After three disastrous years of the previous regime, the new guard at the Care Quality Commission (CQC) spent its first year trying to clean up the mess that was left behind. This time last year, CQC was front-page news – cock-ups and cover-ups. Unfortunately there are still skeletons in the cupboards and dirt lingering under the carpets. Why can’t people who are so experienced in organisational cultures and change, understand that it takes years to achieve deep change in any organisation, whether it’s a national regulator or a care home?
That question and its answer point to what is wrong. CQC is still reliant on concepts that are alien to social care which is based on relationships. CQC’s culture is one of compliance, quality assurance, performance and delivery. It’s how they run the organisation and how they make their judgements about social care services. They appear to have little idea of whole system change and of what lies beneath the surface of organisations. They believe it’s possible for a care home to change from inadequate to good in six months: just appoint a new manager and follow an improvement plan. (And you may need to engage a consultant to ‘ensure’ that everything appears to be in compliant order.)
So, in their annual report for 2013/14, CQC measures itself by ‘key numbers’. The Commission costs nearly £200 million a year. Adult social care had 22,066 inspections, nearly 200 less than in the previous year, yet the headline figure in the report is the 6 per cent overall increase due to introducing the inspection of GP practices. 238,621 calls were received by the National Customer Services Centre (NCSC) and there were 9,473 ‘whistleblowing contacts’.
When making any observation about any service, CQC inspectors are trained to ask themselves the question, ‘So what?’ So, what are we to make of the 9,473 whistleblowing contacts? And why were there fewer social care inspections? And what were the 238,621 calls to the NCSC about?
The annual report does attempt to explain but fails to make a systemic analysis. For example, why aren’t most of these phone calls and whistleblowing ‘contacts’ going directly to inspectors? Surely, if you need information, or help, or there is something worrying you about a social care service, you should contact the person who knows the service and is responsible for checking that it’s caring and safe.
And this points to the fundamental error in the design of a national care regulator. Social care services are local and they should have local inspectors, accountable to the people who rely on them, to check whether to a service is good enough. Instead, CQC maintains costly central systems that distance the relationships between public, providers and inspectors.

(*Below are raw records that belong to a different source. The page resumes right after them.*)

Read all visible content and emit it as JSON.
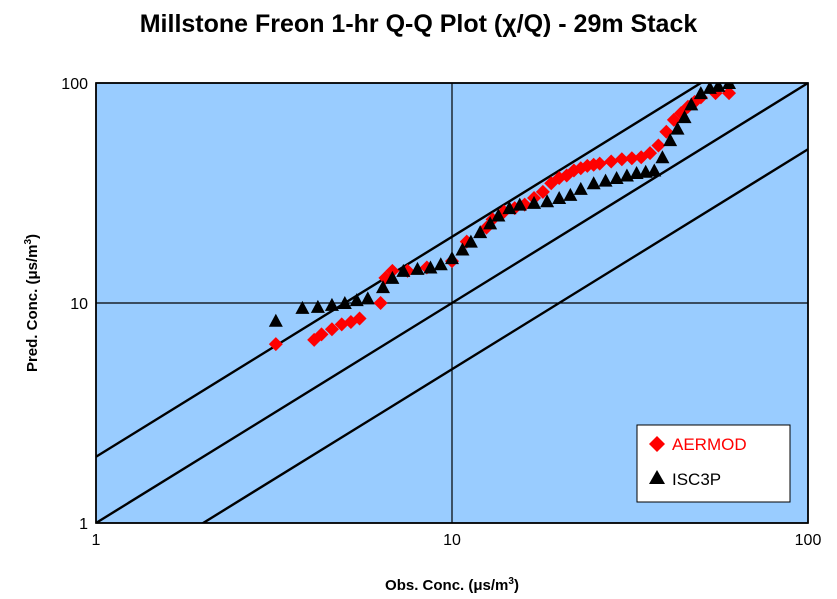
{
  "chart_data": {
    "type": "scatter",
    "title": "Millstone Freon 1-hr Q-Q Plot (χ/Q) - 29m Stack",
    "xlabel": "Obs. Conc. (μs/m",
    "ylabel": "Pred. Conc. (μs/m",
    "unit_exponent": "3",
    "axis_label_suffix": ")",
    "xscale": "log",
    "yscale": "log",
    "xlim": [
      1,
      100
    ],
    "ylim": [
      1,
      100
    ],
    "xticks": [
      "1",
      "10",
      "100"
    ],
    "yticks": [
      "1",
      "10",
      "100"
    ],
    "grid": "major decades",
    "legend_position": "bottom-right",
    "plot_background": "#99ccff",
    "reference_lines": [
      {
        "y_over_x": 2
      },
      {
        "y_over_x": 1
      },
      {
        "y_over_x": 0.5
      }
    ],
    "series": [
      {
        "name": "AERMOD",
        "marker": "diamond",
        "color": "#ff0000",
        "x": [
          3.2,
          4.1,
          4.3,
          4.6,
          4.9,
          5.2,
          5.5,
          6.3,
          6.5,
          6.8,
          7.5,
          8.5,
          10,
          11,
          12.5,
          13,
          14,
          15,
          16,
          17,
          18,
          19,
          20,
          21,
          22,
          23,
          24,
          25,
          26,
          28,
          30,
          32,
          34,
          36,
          38,
          40,
          42,
          44,
          46,
          48,
          50,
          55,
          60
        ],
        "y": [
          6.5,
          6.8,
          7.2,
          7.6,
          8.0,
          8.2,
          8.5,
          10,
          13,
          14,
          14,
          14.5,
          15.5,
          19,
          22,
          24,
          26,
          27,
          28,
          30,
          32,
          35,
          37,
          38,
          40,
          41,
          42,
          42.5,
          43,
          44,
          45,
          45.5,
          46,
          48,
          52,
          60,
          68,
          73,
          78,
          82,
          86,
          90,
          90
        ]
      },
      {
        "name": "ISC3P",
        "marker": "triangle",
        "color": "#000000",
        "x": [
          3.2,
          3.8,
          4.2,
          4.6,
          5.0,
          5.4,
          5.8,
          6.4,
          6.8,
          7.3,
          8.0,
          8.7,
          9.3,
          10,
          10.7,
          11.3,
          12,
          12.8,
          13.5,
          14.5,
          15.5,
          17,
          18.5,
          20,
          21.5,
          23,
          25,
          27,
          29,
          31,
          33,
          35,
          37,
          39,
          41,
          43,
          45,
          47,
          50,
          53,
          56,
          60
        ],
        "y": [
          8.3,
          9.5,
          9.6,
          9.8,
          10,
          10.3,
          10.5,
          11.8,
          13,
          14,
          14.3,
          14.5,
          15,
          16,
          17.5,
          19,
          21,
          23,
          25,
          27,
          28,
          28.5,
          29,
          30,
          31,
          33,
          35,
          36,
          37,
          38,
          39,
          39.5,
          40,
          46,
          55,
          62,
          70,
          80,
          90,
          95,
          97,
          100
        ]
      }
    ]
  }
}
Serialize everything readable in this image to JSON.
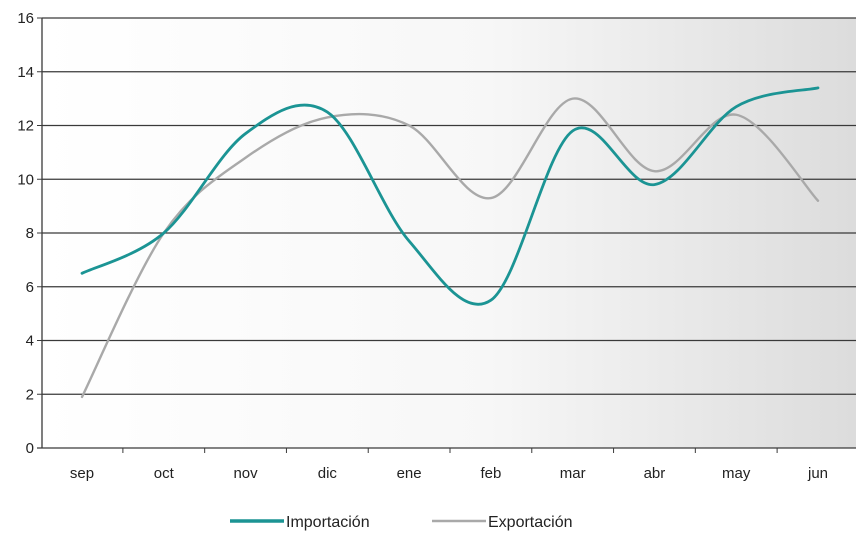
{
  "chart_data": {
    "type": "line",
    "title": "",
    "xlabel": "",
    "ylabel": "",
    "categories": [
      "sep",
      "oct",
      "nov",
      "dic",
      "ene",
      "feb",
      "mar",
      "abr",
      "may",
      "jun"
    ],
    "ylim": [
      0,
      16
    ],
    "yticks": [
      0,
      2,
      4,
      6,
      8,
      10,
      12,
      14,
      16
    ],
    "grid": true,
    "smooth": true,
    "legend": "bottom",
    "series": [
      {
        "name": "Importación",
        "color": "#1b9494",
        "values": [
          6.5,
          8.0,
          11.7,
          12.5,
          7.7,
          5.5,
          11.8,
          9.8,
          12.7,
          13.4
        ]
      },
      {
        "name": "Exportación",
        "color": "#a9a9a9",
        "values": [
          1.9,
          8.0,
          10.8,
          12.3,
          12.0,
          9.3,
          13.0,
          10.3,
          12.4,
          9.2
        ]
      }
    ]
  }
}
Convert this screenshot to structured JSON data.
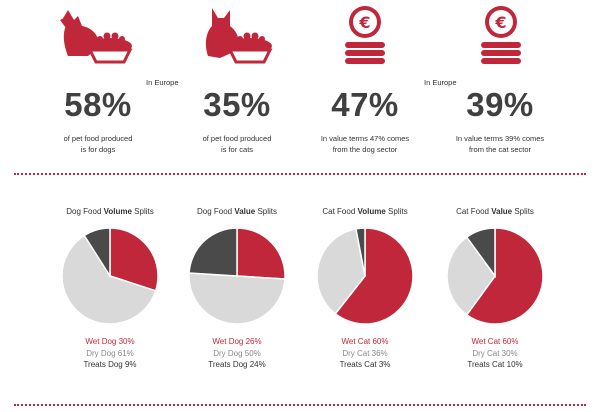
{
  "colors": {
    "red": "#c0273a",
    "gray_light": "#d9d9d9",
    "gray_dark": "#4a4a4a"
  },
  "icons": [
    "dog-bowl-icon",
    "cat-bowl-icon",
    "euro-coins-icon",
    "euro-coins-icon"
  ],
  "region_labels": [
    "In Europe",
    "In Europe"
  ],
  "stats": [
    {
      "value": "58%",
      "desc1": "of pet food produced",
      "desc2": "is for dogs"
    },
    {
      "value": "35%",
      "desc1": "of pet food produced",
      "desc2": "is for cats"
    },
    {
      "value": "47%",
      "desc1": "In value terms 47% comes",
      "desc2": "from the dog sector"
    },
    {
      "value": "39%",
      "desc1": "In value terms 39% comes",
      "desc2": "from the cat sector"
    }
  ],
  "chart_data": [
    {
      "type": "pie",
      "title_pre": "Dog Food ",
      "title_bold": "Volume",
      "title_post": " Splits",
      "slices": [
        {
          "label": "Wet Dog 30%",
          "value": 30,
          "color": "#c0273a"
        },
        {
          "label": "Dry Dog 61%",
          "value": 61,
          "color": "#d9d9d9"
        },
        {
          "label": "Treats Dog 9%",
          "value": 9,
          "color": "#4a4a4a"
        }
      ]
    },
    {
      "type": "pie",
      "title_pre": "Dog Food ",
      "title_bold": "Value",
      "title_post": " Splits",
      "slices": [
        {
          "label": "Wet Dog 26%",
          "value": 26,
          "color": "#c0273a"
        },
        {
          "label": "Dry Dog 50%",
          "value": 50,
          "color": "#d9d9d9"
        },
        {
          "label": "Treats Dog 24%",
          "value": 24,
          "color": "#4a4a4a"
        }
      ]
    },
    {
      "type": "pie",
      "title_pre": "Cat Food ",
      "title_bold": "Volume",
      "title_post": " Splits",
      "slices": [
        {
          "label": "Wet Cat 60%",
          "value": 60,
          "color": "#c0273a"
        },
        {
          "label": "Dry Cat 36%",
          "value": 36,
          "color": "#d9d9d9"
        },
        {
          "label": "Treats Cat 3%",
          "value": 3,
          "color": "#4a4a4a"
        }
      ]
    },
    {
      "type": "pie",
      "title_pre": "Cat Food ",
      "title_bold": "Value",
      "title_post": " Splits",
      "slices": [
        {
          "label": "Wet Cat 60%",
          "value": 60,
          "color": "#c0273a"
        },
        {
          "label": "Dry Cat 30%",
          "value": 30,
          "color": "#d9d9d9"
        },
        {
          "label": "Treats Cat 10%",
          "value": 10,
          "color": "#4a4a4a"
        }
      ]
    }
  ]
}
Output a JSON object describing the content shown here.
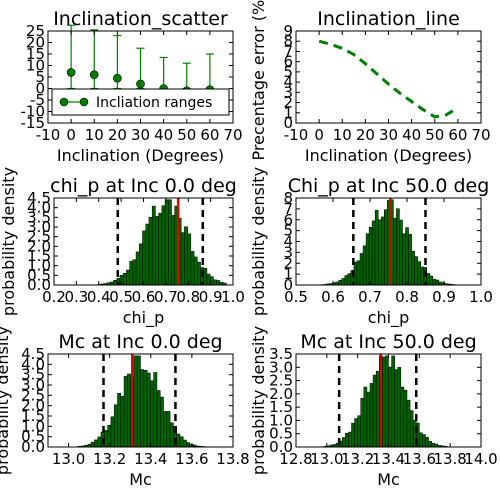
{
  "chart_data": [
    {
      "type": "scatter",
      "title": "Inclination_scatter",
      "xlabel": "Inclination (Degrees)",
      "ylabel": "",
      "xlim": [
        -10,
        70
      ],
      "ylim": [
        -15,
        25
      ],
      "xticks": [
        -10,
        0,
        10,
        20,
        30,
        40,
        50,
        60,
        70
      ],
      "yticks": [
        -15,
        -10,
        -5,
        0,
        5,
        10,
        15,
        20,
        25
      ],
      "legend": {
        "label": "Incliation ranges",
        "position": "lower-center"
      },
      "series": [
        {
          "name": "Incliation ranges",
          "color": "#008000",
          "x": [
            0,
            10,
            20,
            30,
            40,
            50,
            60
          ],
          "y": [
            7,
            6,
            4.5,
            2,
            0,
            -1,
            -0.5
          ],
          "yerr_low": [
            7,
            6,
            4.5,
            2,
            0,
            -1,
            -0.5
          ],
          "yerr_high": [
            20.5,
            19.5,
            18.5,
            15.5,
            13.5,
            12,
            15.5
          ]
        }
      ]
    },
    {
      "type": "line",
      "title": "Inclination_line",
      "xlabel": "Inclination (Degrees)",
      "ylabel": "Precentage error (%)",
      "xlim": [
        -10,
        70
      ],
      "ylim": [
        0,
        9
      ],
      "xticks": [
        -10,
        0,
        10,
        20,
        30,
        40,
        50,
        60,
        70
      ],
      "yticks": [
        0,
        1,
        2,
        3,
        4,
        5,
        6,
        7,
        8,
        9
      ],
      "series": [
        {
          "color": "#008000",
          "style": "dashed",
          "x": [
            0,
            5,
            10,
            15,
            20,
            25,
            30,
            35,
            40,
            45,
            50,
            55,
            60
          ],
          "y": [
            8.0,
            7.7,
            7.3,
            6.7,
            5.8,
            4.8,
            3.8,
            2.9,
            2.1,
            1.3,
            0.6,
            0.8,
            1.5
          ]
        }
      ]
    },
    {
      "type": "bar",
      "title": "chi_p at Inc 0.0 deg",
      "xlabel": "chi_p",
      "ylabel": "probability density",
      "xlim": [
        0.2,
        1.0
      ],
      "ylim": [
        0,
        4.5
      ],
      "xticks": [
        "0.2",
        "0.3",
        "0.4",
        "0.5",
        "0.6",
        "0.7",
        "0.8",
        "0.9",
        "1.0"
      ],
      "yticks": [
        "0.0",
        "0.5",
        "1.0",
        "1.5",
        "2.0",
        "2.5",
        "3.0",
        "3.5",
        "4.0",
        "4.5"
      ],
      "hist": {
        "mean": 0.7,
        "sd": 0.095,
        "peak": 4.25,
        "range": [
          0.25,
          0.97
        ],
        "bins": 50,
        "color": "#006400"
      },
      "vlines": {
        "solid": [
          0.755
        ],
        "dashed": [
          0.485,
          0.865
        ]
      }
    },
    {
      "type": "bar",
      "title": "Chi_p at Inc 50.0 deg",
      "xlabel": "chi_p",
      "ylabel": "probability density",
      "xlim": [
        0.5,
        1.0
      ],
      "ylim": [
        0,
        8
      ],
      "xticks": [
        "0.5",
        "0.6",
        "0.7",
        "0.8",
        "0.9",
        "1.0"
      ],
      "yticks": [
        "0",
        "1",
        "2",
        "3",
        "4",
        "5",
        "6",
        "7",
        "8"
      ],
      "hist": {
        "mean": 0.75,
        "sd": 0.055,
        "peak": 7.2,
        "range": [
          0.55,
          0.96
        ],
        "bins": 50,
        "color": "#006400"
      },
      "vlines": {
        "solid": [
          0.755
        ],
        "dashed": [
          0.655,
          0.85
        ]
      }
    },
    {
      "type": "bar",
      "title": "Mc at Inc 0.0 deg",
      "xlabel": "Mc",
      "ylabel": "probability density",
      "xlim": [
        12.9,
        13.8
      ],
      "ylim": [
        0,
        4.5
      ],
      "xticks": [
        "13.0",
        "13.2",
        "13.4",
        "13.6",
        "13.8"
      ],
      "yticks": [
        "0.0",
        "0.5",
        "1.0",
        "1.5",
        "2.0",
        "2.5",
        "3.0",
        "3.5",
        "4.0",
        "4.5"
      ],
      "hist": {
        "mean": 13.35,
        "sd": 0.095,
        "peak": 4.2,
        "range": [
          12.95,
          13.75
        ],
        "bins": 50,
        "color": "#006400"
      },
      "vlines": {
        "solid": [
          13.31
        ],
        "dashed": [
          13.17,
          13.52
        ]
      }
    },
    {
      "type": "bar",
      "title": "Mc at Inc 50.0 deg",
      "xlabel": "Mc",
      "ylabel": "probability density",
      "xlim": [
        12.8,
        14.0
      ],
      "ylim": [
        0,
        3.5
      ],
      "xticks": [
        "12.8",
        "13.0",
        "13.2",
        "13.4",
        "13.6",
        "13.8",
        "14.0"
      ],
      "yticks": [
        "0.0",
        "0.5",
        "1.0",
        "1.5",
        "2.0",
        "2.5",
        "3.0",
        "3.5"
      ],
      "hist": {
        "mean": 13.38,
        "sd": 0.125,
        "peak": 3.4,
        "range": [
          12.9,
          13.9
        ],
        "bins": 50,
        "color": "#006400"
      },
      "vlines": {
        "solid": [
          13.35
        ],
        "dashed": [
          13.08,
          13.58
        ]
      }
    }
  ]
}
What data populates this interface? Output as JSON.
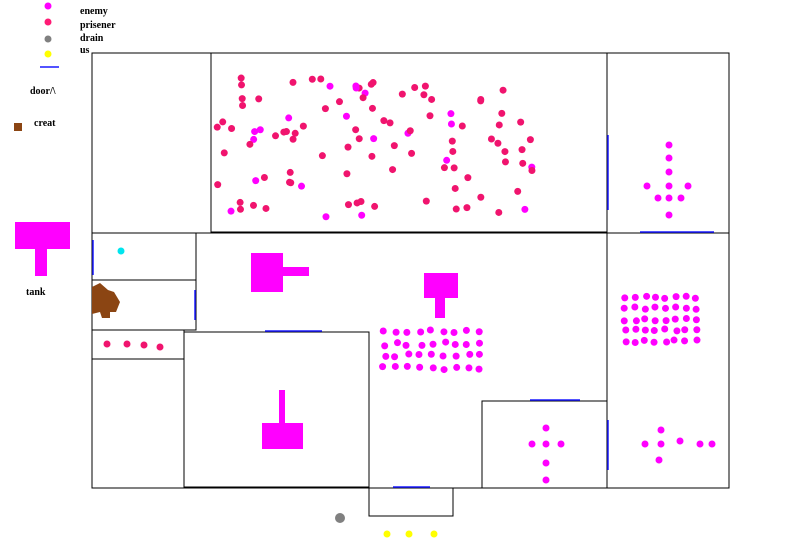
{
  "legend": {
    "enemy": "enemy",
    "prisoner": "prisener",
    "drain": "drain",
    "us": "us",
    "door": "door/\\",
    "creature": "creat",
    "tank": "tank"
  }
}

‘Special measures’ and ratings
Linked with the reintroduction of ratings in October is the announcement that from April 2015, care services that are rated as ‘inadequate’ will be put into ‘special measures’ if they don’t improve sufficiently within a specified time-scale (usually six months), and if they fail again they will be closed.
I don’t support the ratings scheme because no one, not even CQC inspectors, can draw precise, fair, and consistent lines between the levels, nor can anyone say for sure whether a service is 100 per cent safe. (No service is or should be.) CQC is setting itself up for embarrassment and failure as soon as the first service with a ‘good’ or even an ‘outstanding’ rating is exposed publicly and tragically as neglectful or abusive. This happened with the old Commission for Social Care Inspection (CSCI) ratings and continued when CQC maintained the same scheme. We can be 100 per cent sure that it will happen again with the new ratings.
However, CQC’s five broad and imprecise questions – Safe? Effective? Caring? Responsive? Well-led? – are a sensible basis on which to inspect. Add Andrea Sutcliffe’s ‘Is it good enough for my mum?’ and we have the essence of what inspection should be about.
If a service is not good enough, it needs improving and, depending on how far it falls short of being good enough, the local inspector must keep a very close eye on whether it is getting better, with residents and clients, relatives and staff communicating any concerns they have directly to the inspector. If the home shows no sign of improvement in a reasonable time, CQC should remove registration and the service should close.
The use of the term ‘special measures’ is merely a political ploy to signify that the Government is ‘cracking down’ on poor care. I don’t think it really changes anything. If inspectors were individually accountable for the services on their patch, they would be more likely to step in well before ‘special measures’ were needed. Make inspection simple, direct and local; adding to the superstructure is in danger of capsizing the ship.